(Bloomberg) — Investors are snapping up shares in the Czech Republic’s biggest power utility, betting a potential win for the billionaire challenger in this week’s election will unlock a lucrative government stock buyout.

Andrej Babis, a former prime minister who heads the populist ANO party, has made acquiring the remaining 30% of CEZ AS a centerpiece of his economic program.

That’s helped unleash more than a 35% rally this year for a company whose share price has traditionally been stifled by heavy-handed state initiatives and constant battles with minority holders.

The gains are “essentially a bet on the elections,” said Michal Snobr, an energy analyst and an activist shareholder since the early 2000s. There’s still a risk the deal won’t happen, but a state buyout on reasonable terms would be better for investors than “more years of state interventions,” he said in an online debate.

  

The company’s shares are trading close to a 17-year high reached in September. They were down 0.4% at 1,302 koruna on Thursday.

Should Babis fail to return to power after the Oct. 3-4 vote, CEZ’s shares may react “quite negatively,” according to Martin Uher, a trader at KBC Group NV’s Patria Finance brokerage in Prague.

If that happens, “expectations that the state will pay a generous premium could disappear,” he said.

Most Valuable

The rally has lifted CEZ’s market capitalization to the equivalent of $34 billion, making it the most valuable listed company in the European Union’s eastern flank. The purchase of the remaining chunk that the state doesn’t own could cost around 250 billion koruna ($12 billion) and take 12 to 18 months to carry out, a senior ANO party official said in September.

For a successful buyout, the state would have to offer an attractive price that will allow it to clear the 90% ownership threshold needed for a mandatory squeeze-out. That could be a 20% premium over the current price — or more — according to Snobr, citing the ANO party’s estimates. 

To be sure, some analysts suggest the buyout talk could be pre-election posturing and may not materialize at all.

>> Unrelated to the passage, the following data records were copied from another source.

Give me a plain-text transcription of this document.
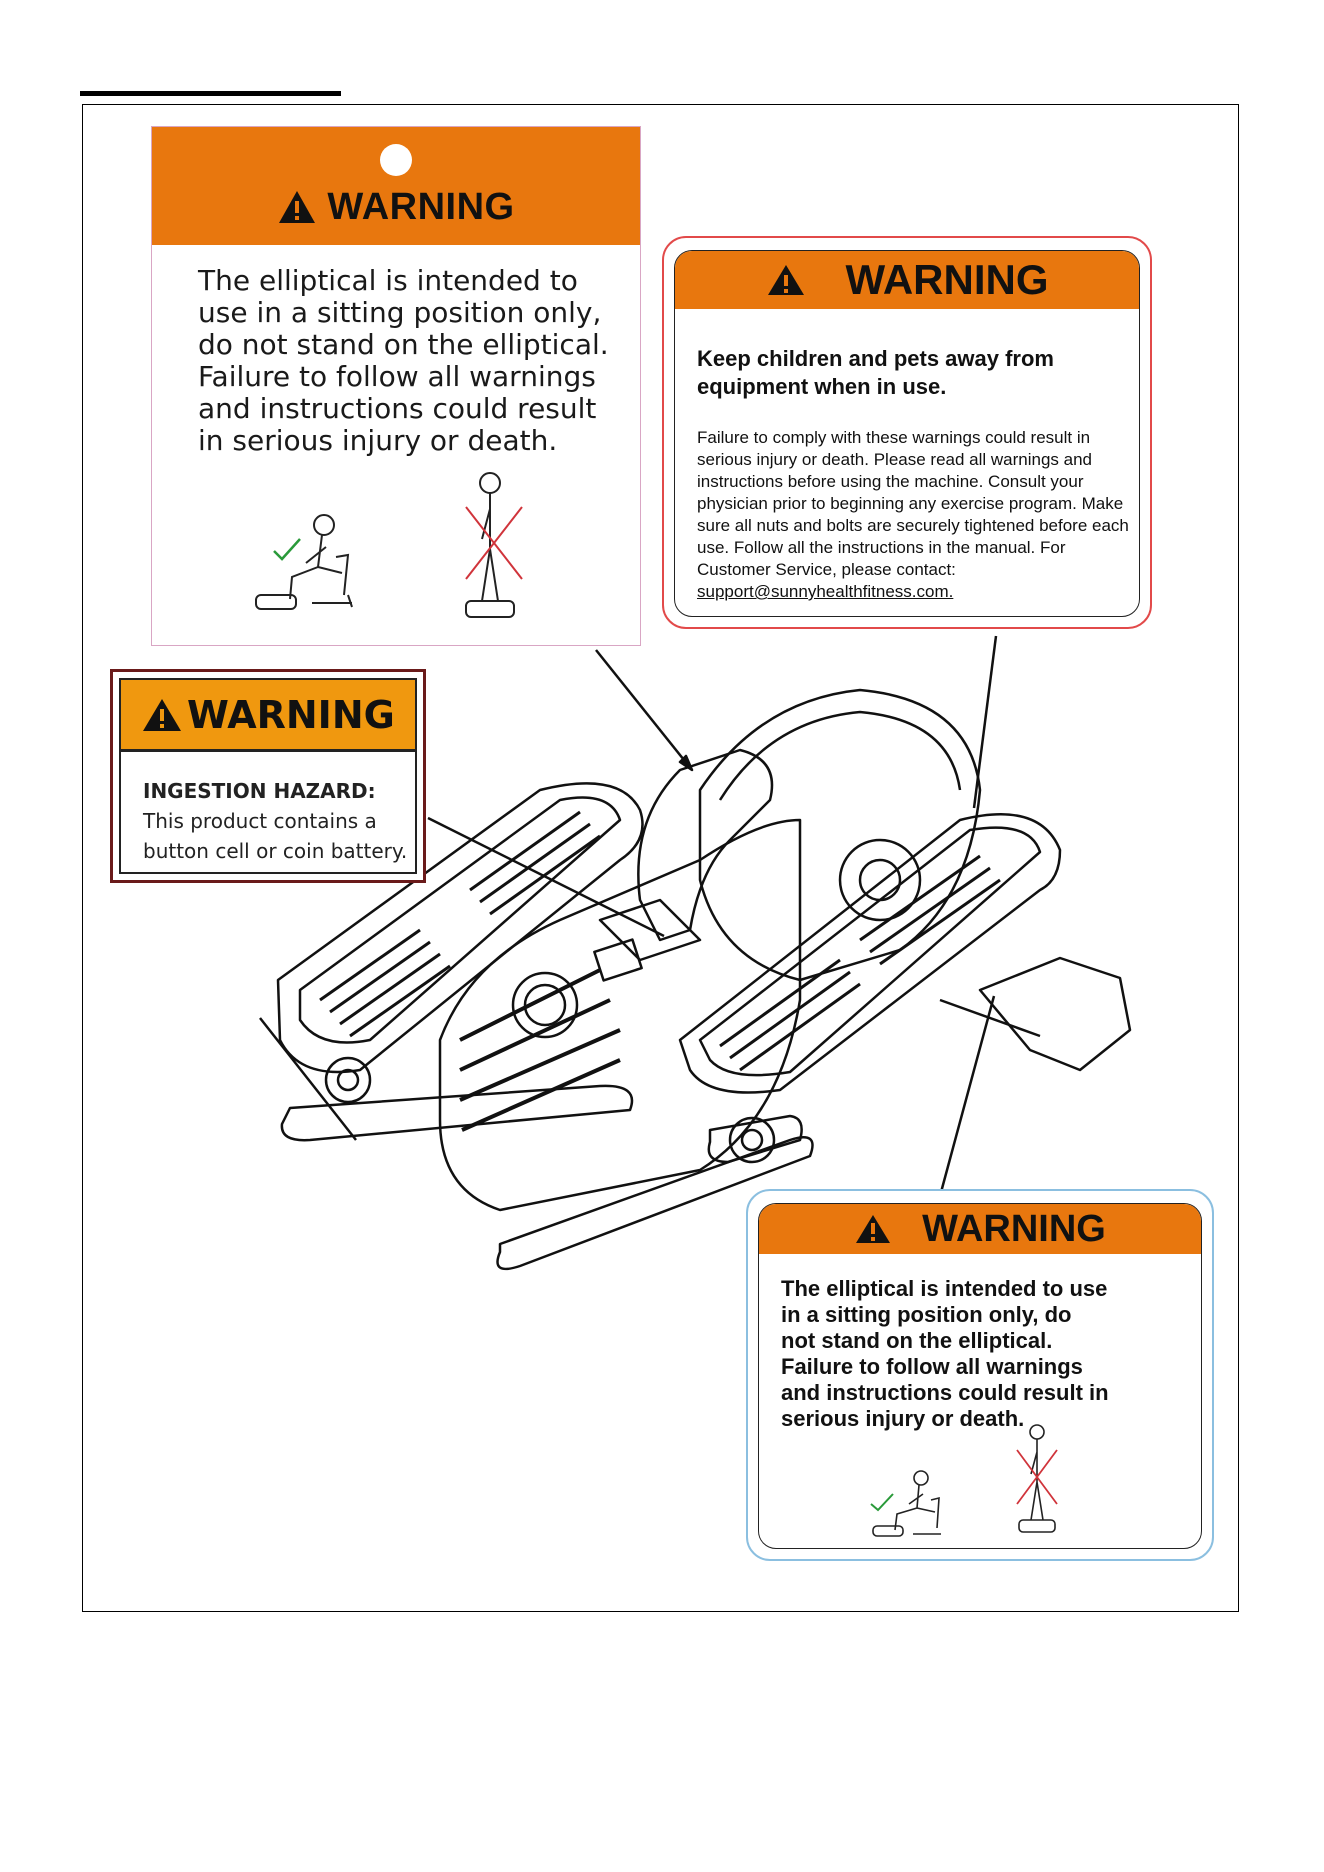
WARNING
The elliptical is intended to
use in a sitting position only,
do not stand on the elliptical.
Failure to follow all warnings
and instructions could result
in serious injury or death.
WARNING
Keep children and pets away from equipment when in use.
Failure to comply with these warnings could result in serious injury or death. Please read all warnings and instructions before using the machine. Consult your physician prior to beginning any exercise program. Make sure all nuts and bolts are securely tightened before each use. Follow all the instructions in the manual. For Customer Service, please contact: support@sunnyhealthfitness.com.
WARNING
INGESTION HAZARD: This product contains a button cell or coin battery.
WARNING
The elliptical is intended to use
in a sitting position only, do
not stand on the elliptical.
Failure to follow all warnings
and instructions could result in
serious injury or death.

If CEZ were required to fund the buyout from its cashflow, the company would need to reduce its dividend payments — an important source of government revenue — and possibly curb investment plans, Komercni Banka analyst Bohumil Trampota said. He’s had a hold recommendation and a target price of 923 koruna for the shares for almost a year.

And CEZ’s departure from the Prague Stock Exchange would be a major blow for a bourse that’s seen a string of high-profile delistings in the past few years, Trampota added.

  

“We expect the buyout rhetoric to ease after the elections and see a potentially weaker period for the company’s shares,” Petr Bartek and Jan Bystricky, equity analysts at Erste Group Bank AG, wrote in a report.

It’s hard to escape the presence of CEZ: the dominant power company operates nuclear reactors, gas and coal power stations as well as distribution networks delivering electricity and natural gas to over 3.5 million clients, including households, small businesses and big enterprises.

Over the years CEZ has faced the risk of being saddled with funding more nuclear reactors, a legislative proposal threatening to weaken ownership rights for smaller shareholders and a windfall tax crimping dividends.

While the outlook for the energy industry is positive, small shareholders and the state will always have a problematic relationship at CEZ should the buyout fail to happen, according to Snobr.

“I’m not naive to think that the windfall tax was the last political interference,” he said. “State efforts to intervene in energy, or control it, will only grow.”